# Print Viewing Lighting



## Mika Hawley (Nov 5, 2020)

Hey all!

Over lockdown, unable to access my community darkroom, I built out my own in my bathroom. Super happy with how it’s worked out for me, and so glad to have the resources on this site to aid the process! I decided recently to foray into color printing for the first time (RA-4) and it’s been going well, but have a couple of questions about viewing test strips/ prints:

-is there a standard lighting setup for viewing your prints to achieve the most accuracy? I’ve been taking them out of the darkroom, into a brightly lit room with a sheer curtain over the window as diffusion, and have generally been happy with that. But now that the days are getting shorter I’m finding myself printing after sunset, adjusting the prints to what I see under lightbulbs (albeit tungsten balanced as opposed to daylight balanced). Then seeing the final prints the next day in the daylight I realize my filtration was wack.  If I standardize the process with only daylight balanced light will this help? My main concern is being able to print so that they look good under various conditions, and not only based on one specific kind of light source. 
-that being said— I also study my tests/ prints while still wet- I don’t have a hairdryer or other way to dry the prints (or the time/ patience to wait for them to dry before making the final!).  How important do you find drying down prints before deciding on filtration/ exposure choices? I got used to the drydown on my b&w paper and am able to make those choices confidently from wet test strips, but is that a harder thing to nail down with color printing? Does the color change with drydown as well as the appearance of the shadows? 

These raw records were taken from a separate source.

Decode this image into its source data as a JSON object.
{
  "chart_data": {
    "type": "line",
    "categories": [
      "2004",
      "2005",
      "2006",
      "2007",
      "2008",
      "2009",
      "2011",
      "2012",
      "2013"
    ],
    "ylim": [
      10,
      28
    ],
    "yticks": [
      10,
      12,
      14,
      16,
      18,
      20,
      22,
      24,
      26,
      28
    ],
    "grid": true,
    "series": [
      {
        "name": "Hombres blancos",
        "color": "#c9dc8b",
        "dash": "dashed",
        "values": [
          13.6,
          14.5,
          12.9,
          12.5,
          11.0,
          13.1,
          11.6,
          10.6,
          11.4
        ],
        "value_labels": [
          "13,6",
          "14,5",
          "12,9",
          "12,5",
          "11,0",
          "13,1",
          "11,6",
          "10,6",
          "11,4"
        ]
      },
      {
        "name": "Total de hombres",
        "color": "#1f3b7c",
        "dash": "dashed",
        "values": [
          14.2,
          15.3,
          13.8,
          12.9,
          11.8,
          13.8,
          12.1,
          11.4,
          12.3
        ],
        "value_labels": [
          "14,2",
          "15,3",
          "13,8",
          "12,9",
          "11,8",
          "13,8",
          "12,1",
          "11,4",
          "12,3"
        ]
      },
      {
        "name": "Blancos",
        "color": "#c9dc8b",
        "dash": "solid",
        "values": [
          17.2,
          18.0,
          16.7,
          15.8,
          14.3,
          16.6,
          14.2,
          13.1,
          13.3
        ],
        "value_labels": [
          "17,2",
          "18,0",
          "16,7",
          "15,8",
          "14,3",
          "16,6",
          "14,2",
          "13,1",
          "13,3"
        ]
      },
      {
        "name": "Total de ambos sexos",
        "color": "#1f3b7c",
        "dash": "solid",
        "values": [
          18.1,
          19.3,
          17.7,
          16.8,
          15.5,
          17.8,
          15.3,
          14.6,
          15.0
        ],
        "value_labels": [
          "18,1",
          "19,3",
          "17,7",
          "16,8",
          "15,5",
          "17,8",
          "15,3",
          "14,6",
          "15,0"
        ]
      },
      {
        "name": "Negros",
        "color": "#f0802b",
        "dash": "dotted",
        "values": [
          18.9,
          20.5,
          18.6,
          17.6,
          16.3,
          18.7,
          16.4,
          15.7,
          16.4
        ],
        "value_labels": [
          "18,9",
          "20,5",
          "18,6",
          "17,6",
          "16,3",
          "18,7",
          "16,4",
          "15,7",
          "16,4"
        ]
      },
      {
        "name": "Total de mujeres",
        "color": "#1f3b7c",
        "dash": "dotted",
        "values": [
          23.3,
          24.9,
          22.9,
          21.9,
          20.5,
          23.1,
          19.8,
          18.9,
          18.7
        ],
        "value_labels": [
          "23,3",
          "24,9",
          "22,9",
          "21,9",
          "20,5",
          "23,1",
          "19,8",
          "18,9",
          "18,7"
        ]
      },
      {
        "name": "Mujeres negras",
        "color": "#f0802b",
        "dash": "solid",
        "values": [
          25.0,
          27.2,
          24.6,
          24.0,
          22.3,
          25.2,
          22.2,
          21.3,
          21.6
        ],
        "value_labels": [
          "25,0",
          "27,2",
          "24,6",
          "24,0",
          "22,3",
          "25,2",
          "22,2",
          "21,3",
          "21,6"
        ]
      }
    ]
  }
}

For reference, using Fujifilm fujicolor crystal archive paper type II. 

Any other advice on color printing for a newbie is welcome! 

-Mika


----------



## webestang64 (Nov 5, 2020)

When I used to print color professionally I always used a daylight corrected light source to view the prints. All other lighting is going to be "off". And yes, you want the color print to dry before making any corrections for reprint. 
There is no way to print a color print to "look correct" in all lighting. I remember a customer wanted everything very yellow so it looked "correct" in his house. 

You might want to track down an old color darkroom printing book, they are cheap and plentiful.


----------



## Rickbb (Nov 7, 2020)

A standard viewing booth in a commercial printing shop would be to view prints under a 5000K light and compare copies to the master print under a 4500K light.


----------



## Linda Haynes (Feb 25, 2021)

webestang64 said:


> When I used to print color professionally I always used a daylight corrected light source to view the prints. All other lighting is going to be "off". And yes, you want the color print to dry before making any corrections for reprint.
> There is no way to print a color print to "look correct" in all lighting. I remember a customer wanted everything very yellow so it looked "correct" in his house.
> 
> You might want to track down an old color darkroom printing book, they are cheap and plentiful.



Agree


----------



## Original katomi (Feb 25, 2021)

Two points
Daylight corrected bulb as others have said
Hair dryer.....aharrrr screem don’t

I will tell you what will happen,( yep I have the t shirt, and the hat) the hair dryer  will pump every hair bit of dust and anything else in the air onto the wet paper of your print


----------



## webestang64 (Feb 25, 2021)

FYI...I also used color viewing correction filters to help make adjustments. I do not think they are made today but you might try and track down a set. If I remember right looking through the opposite side was for the old long gone Cibachrome printing process (direct from a slide).


----------



## ac12 (Feb 26, 2021)

The other factor is the intensity of the light.
You need to look at your prints in a similar light level as where it will be displayed.


----------